Alan Gauci, 36 of Mellieha, was given a conditional discharged by Magistrate Carol Peralta after admitting to causing permanent disability on an Australian tourist in 2004, when he deliberately ran him over in a car at 4am, on the basis that the accused - a Mellieha resident - had defended his honour after he was called "gay" by the tourist.

Magistrate Peralta said in his judgement that the accused "lives in Mellieha, and in his psyche, had a reputation to defend in his village."

"The incident happened in Mellieha, and before fellow villagers, so the insinuation that the accused was 'gay' - even if there is nothing wrong with that - perhaps in the accused's psyche and other villagers', was not acceptable."

Gauci was conditionally discharged after the court noted that he had been provoked into reacting the way he did, when he drove his Sunbeam vehicle onto Australian national Jeremy Lalic, seriously injuring him and causing him permanent disability.

The incident happened on the night of March 21, 2004 when Gauci and his friends were drinking at Zap's Bar in Mellieha. Lalic and his friend walked into the bar, and according to the prosecuting police inspector, drank heavily to the extent that they got drunk, and started to make noise and annoy patrons.

Gauci said that he did not react to gesticulations made by Lalic behind his back, that implied he was a gay man, but the prosecuting inspector said he was heard saying that "this man [Lalic] deserves to be run over by a car."

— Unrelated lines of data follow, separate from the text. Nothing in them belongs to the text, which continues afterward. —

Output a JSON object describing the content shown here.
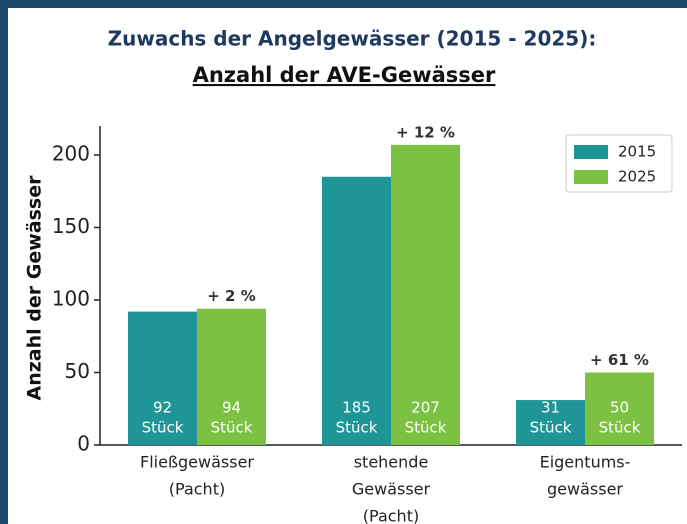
{
  "chart_data": {
    "type": "bar",
    "title": "Zuwachs der Angelgewässer (2015 - 2025):",
    "subtitle": "Anzahl der AVE-Gewässer",
    "y_label": "Anzahl der Gewässer",
    "categories": [
      [
        "Fließgewässer",
        "(Pacht)"
      ],
      [
        "stehende",
        "Gewässer",
        "(Pacht)"
      ],
      [
        "Eigentums-",
        "gewässer"
      ]
    ],
    "series": [
      {
        "name": "2015",
        "color": "#1f9597",
        "values": [
          92,
          185,
          31
        ],
        "value_labels": [
          [
            "92",
            "Stück"
          ],
          [
            "185",
            "Stück"
          ],
          [
            "31",
            "Stück"
          ]
        ]
      },
      {
        "name": "2025",
        "color": "#7cc142",
        "values": [
          94,
          207,
          50
        ],
        "value_labels": [
          [
            "94",
            "Stück"
          ],
          [
            "207",
            "Stück"
          ],
          [
            "50",
            "Stück"
          ]
        ]
      }
    ],
    "annotations": [
      "+ 2 %",
      "+ 12 %",
      "+ 61 %"
    ],
    "ylim": [
      0,
      220
    ],
    "yticks": [
      0,
      50,
      100,
      150,
      200
    ],
    "grid": false,
    "legend": "upper right"
  }
}
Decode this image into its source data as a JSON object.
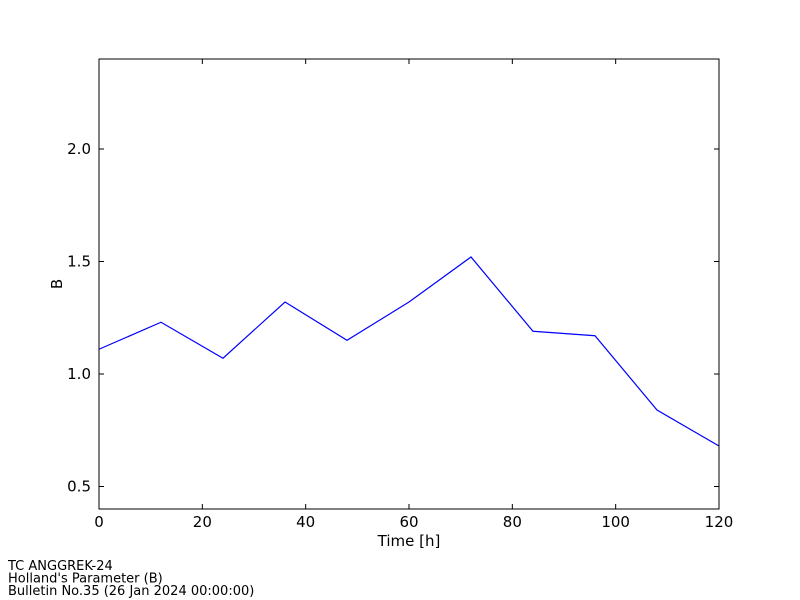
{
  "chart_data": {
    "type": "line",
    "x": [
      0,
      12,
      24,
      36,
      48,
      60,
      72,
      84,
      96,
      108,
      120
    ],
    "series": [
      {
        "name": "B",
        "color": "#0000ff",
        "values": [
          1.11,
          1.23,
          1.07,
          1.32,
          1.15,
          1.32,
          1.52,
          1.19,
          1.17,
          0.84,
          0.68
        ]
      }
    ],
    "xlim": [
      0,
      120
    ],
    "xticks": [
      0,
      20,
      40,
      60,
      80,
      100,
      120
    ],
    "ylim": [
      0.4,
      2.4
    ],
    "yticks": [
      0.5,
      {
        "value": 1.0,
        "label": "1.0"
      },
      1.5,
      {
        "value": 2.0,
        "label": "2.0"
      }
    ],
    "xlabel": "Time [h]",
    "ylabel": "B",
    "annotations": [
      "TC ANGGREK-24",
      "Holland's Parameter (B)",
      "Bulletin No.35 (26 Jan 2024  00:00:00)"
    ],
    "grid": false
  }
}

The Australians were subsequently kicked out of the bar, and Gauci left some time afterwards, only to find Lalic and his friend walking up the road.

It was here that Gauci decided to drive into them, hitting Lalic and seriously injuring him.

In its judgement, the Court relied on evidence given by the prosecutor Inspector Michael Mallia, who said that the incident was a result of provocation. "In the circumstances of how things evolved, nothing would have happened had things gone differently."